It's embarrassing seeing people who normally embrace tech advancement fighting against RTRT so hard.
Of course hardware that improves handling RTRT is too expensive. It's supposed to be. Remember when cell phones were new or SSDs?
RTRT kills the performance of my GPU. It's supposed to. It's for the future. It's not for past GPUs.
Nvidia is taking control of RTRT with RTX GPUs. They may try but they will fail. AMD already has a hardware solution for handling RTRT better with the upcoming PS5. Intel has a solution as well.
Developers are slow to embrace RTRT and some implementations are sloppy.
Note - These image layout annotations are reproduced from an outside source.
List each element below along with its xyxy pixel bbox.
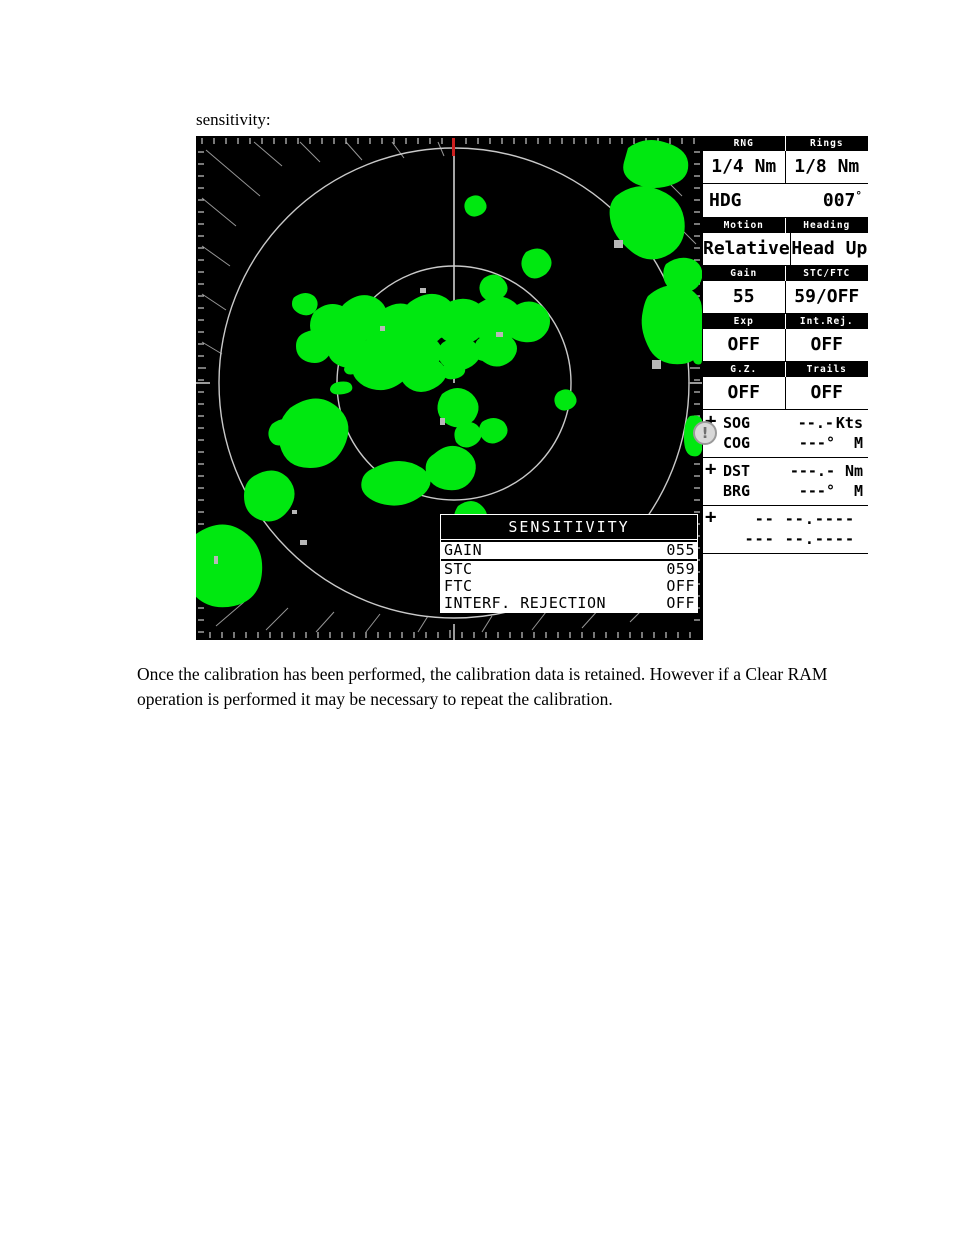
panel-block-exp: Exp Int.Rej. OFF OFF <box>703 314 868 362</box>
panel-block-hdg: HDG 007° <box>703 184 868 218</box>
stc-ftc-value[interactable]: 59/OFF <box>786 281 869 313</box>
int-rej-header: Int.Rej. <box>785 314 868 329</box>
cog-value: ---° <box>798 434 835 452</box>
latitude-value: -- --.---- <box>754 510 855 528</box>
brg-value: ---° <box>798 482 835 500</box>
warning-icon: ! <box>693 421 717 445</box>
sog-value: --.- <box>797 414 834 432</box>
sensitivity-dialog[interactable]: SENSITIVITY GAIN 055 STC 059 FTC OFF INT… <box>440 514 698 613</box>
sensitivity-row-gain-label: GAIN <box>444 541 483 559</box>
heading-header: Heading <box>785 218 868 233</box>
rings-value[interactable]: 1/8 Nm <box>786 151 869 183</box>
sensitivity-row-stc-label: STC <box>444 560 473 578</box>
gz-headers: G.Z. Trails <box>703 362 868 377</box>
brg-label: BRG <box>723 482 751 500</box>
sog-unit: Kts <box>835 414 863 432</box>
gain-value[interactable]: 55 <box>703 281 786 313</box>
rings-header: Rings <box>785 136 868 151</box>
panel-block-motion: Motion Heading Relative Head Up <box>703 218 868 266</box>
radar-screenshot-figure: SENSITIVITY GAIN 055 STC 059 FTC OFF INT… <box>196 136 868 640</box>
panel-block-gain: Gain STC/FTC 55 59/OFF <box>703 266 868 314</box>
gain-values: 55 59/OFF <box>703 281 868 313</box>
dst-value: ---.- <box>789 462 835 480</box>
exp-value[interactable]: OFF <box>703 329 786 361</box>
cog-unit: M <box>853 434 863 452</box>
motion-header: Motion <box>703 218 786 233</box>
intro-line: sensitivity: <box>196 110 271 129</box>
gz-header: G.Z. <box>703 362 786 377</box>
trails-header: Trails <box>785 362 868 377</box>
trails-value[interactable]: OFF <box>786 377 869 409</box>
exp-header: Exp <box>703 314 786 329</box>
longitude-value: --- --.---- <box>744 530 855 548</box>
gz-value[interactable]: OFF <box>703 377 786 409</box>
gain-header: Gain <box>703 266 786 281</box>
panel-block-sog-cog: + SOG --.- Kts COG ---° M <box>703 410 868 458</box>
rng-header: RNG <box>703 136 786 151</box>
nav-line-cog: COG ---° M <box>703 433 868 453</box>
sensitivity-row-stc[interactable]: STC 059 <box>441 561 697 578</box>
degree-symbol-icon: ° <box>855 189 862 202</box>
sensitivity-row-ftc-label: FTC <box>444 577 473 595</box>
hdg-label: HDG <box>709 190 742 211</box>
sensitivity-row-gain-value: 055 <box>666 541 695 559</box>
sensitivity-row-interf-rejection-label: INTERF. REJECTION <box>444 594 607 612</box>
motion-values: Relative Head Up <box>703 233 868 265</box>
plus-marker-icon: + <box>705 458 717 480</box>
exp-headers: Exp Int.Rej. <box>703 314 868 329</box>
motion-value[interactable]: Relative <box>703 233 791 265</box>
hdg-value: 007° <box>742 189 862 211</box>
panel-block-gz: G.Z. Trails OFF OFF <box>703 362 868 410</box>
stc-ftc-header: STC/FTC <box>785 266 868 281</box>
nav-line-dst: DST ---.- Nm <box>703 461 868 481</box>
sensitivity-row-interf-rejection-value: OFF <box>666 594 695 612</box>
brg-unit: M <box>853 482 863 500</box>
hdg-row[interactable]: HDG 007° <box>703 184 868 217</box>
int-rej-value[interactable]: OFF <box>786 329 869 361</box>
sog-label: SOG <box>723 414 751 432</box>
dst-unit: Nm <box>844 462 863 480</box>
rng-value[interactable]: 1/4 Nm <box>703 151 786 183</box>
range-values: 1/4 Nm 1/8 Nm <box>703 151 868 183</box>
closing-paragraph: Once the calibration has been performed,… <box>137 664 832 709</box>
sensitivity-row-ftc-value: OFF <box>666 577 695 595</box>
sensitivity-row-interf-rejection[interactable]: INTERF. REJECTION OFF <box>441 595 697 612</box>
radar-data-panel: ! RNG Rings 1/4 Nm 1/8 Nm HDG 007° Motio… <box>693 136 868 640</box>
exp-values: OFF OFF <box>703 329 868 361</box>
panel-block-range: RNG Rings 1/4 Nm 1/8 Nm <box>703 136 868 184</box>
motion-headers: Motion Heading <box>703 218 868 233</box>
gz-values: OFF OFF <box>703 377 868 409</box>
sensitivity-row-stc-value: 059 <box>666 560 695 578</box>
sensitivity-row-gain[interactable]: GAIN 055 <box>441 540 697 561</box>
dst-label: DST <box>723 462 751 480</box>
radar-scope[interactable]: SENSITIVITY GAIN 055 STC 059 FTC OFF INT… <box>196 136 702 640</box>
nav-line-sog: SOG --.- Kts <box>703 413 868 433</box>
sensitivity-row-ftc[interactable]: FTC OFF <box>441 578 697 595</box>
cog-label: COG <box>723 434 751 452</box>
plus-marker-icon: + <box>705 506 717 528</box>
panel-block-dst-brg: + DST ---.- Nm BRG ---° M <box>703 458 868 506</box>
sensitivity-rows: GAIN 055 STC 059 FTC OFF INTERF. REJECTI… <box>441 540 697 612</box>
heading-mode-value[interactable]: Head Up <box>791 233 868 265</box>
gain-headers: Gain STC/FTC <box>703 266 868 281</box>
range-headers: RNG Rings <box>703 136 868 151</box>
hdg-value-number: 007 <box>822 190 856 211</box>
nav-line-latitude: -- --.---- <box>703 509 868 529</box>
panel-block-position: + -- --.---- --- --.---- <box>703 506 868 554</box>
heading-marker <box>452 138 455 156</box>
nav-line-longitude: --- --.---- <box>703 529 868 549</box>
nav-line-brg: BRG ---° M <box>703 481 868 501</box>
sensitivity-dialog-title: SENSITIVITY <box>441 515 697 540</box>
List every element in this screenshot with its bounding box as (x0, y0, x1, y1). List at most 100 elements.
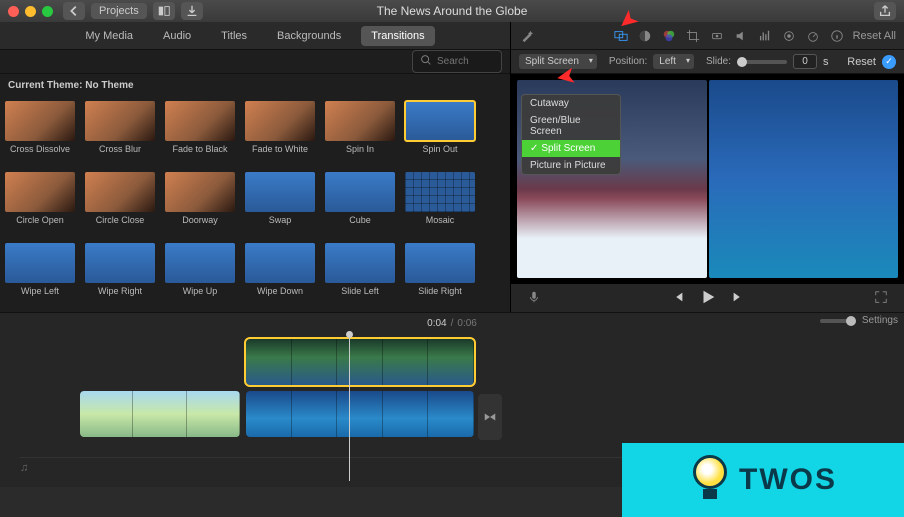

Time takes time.
To me it looks like a good thing for gamers eventually but there are of course some rough spots right now.
I can only speak for myself and to clarify, I do believe that RTRT belongs in future 3D render engines.
The major caveats, in my opinion, are that NVidia halfassed the implementation big time.
We know, that rendering with RTRT can deliver better illumination, shadow casting and reflections than any comparable rasterized renderer could, in some cases it even enhances other render technics, like e.g subsurface scattering or physically based rendered textures quite a bit.
But neither the current software does nor the current RTX hardware could.
Battlefield 5 / METRO Exodus had to tune every RTX effect back, to achieve fluid 60+ fps @ 1080p with the 2080ti / RTX TITAN.
Shadow of the Tomb Raider only implemented RTX shadows.
For RTRT to clearly up the ante compared to current rasterized rendering, you need the full suite:
Global illumination with a sufficient amount of sample rays and bounces to get proper lighting, shadows, and reflections at 60+ fps.
RTX, unfortunately, is not optimized enough to deliver that with the current RTX cards, especially since only the upper range of cards (2080, 2080SUPER, 2080 TI, RTX TITAN) could push the current RTX implementations at proper framerates and resolution.
Add to it, that it is an proprietary feature to Turing and the 20xx series received an extra bump in price over the last generations steadily rising prices.
You get really hard-pressed, to applaud Nvidia for their innovation here.
They delivered RTRT, yes, but at a mediocre level against traditional rasterized rendering with a steep price premium.
One can only hope that the somewhat bad impression Nvidia printed on RTRT in trying to corner the market with RTX, gets dispelled with the coming solutions from Intel and AMD.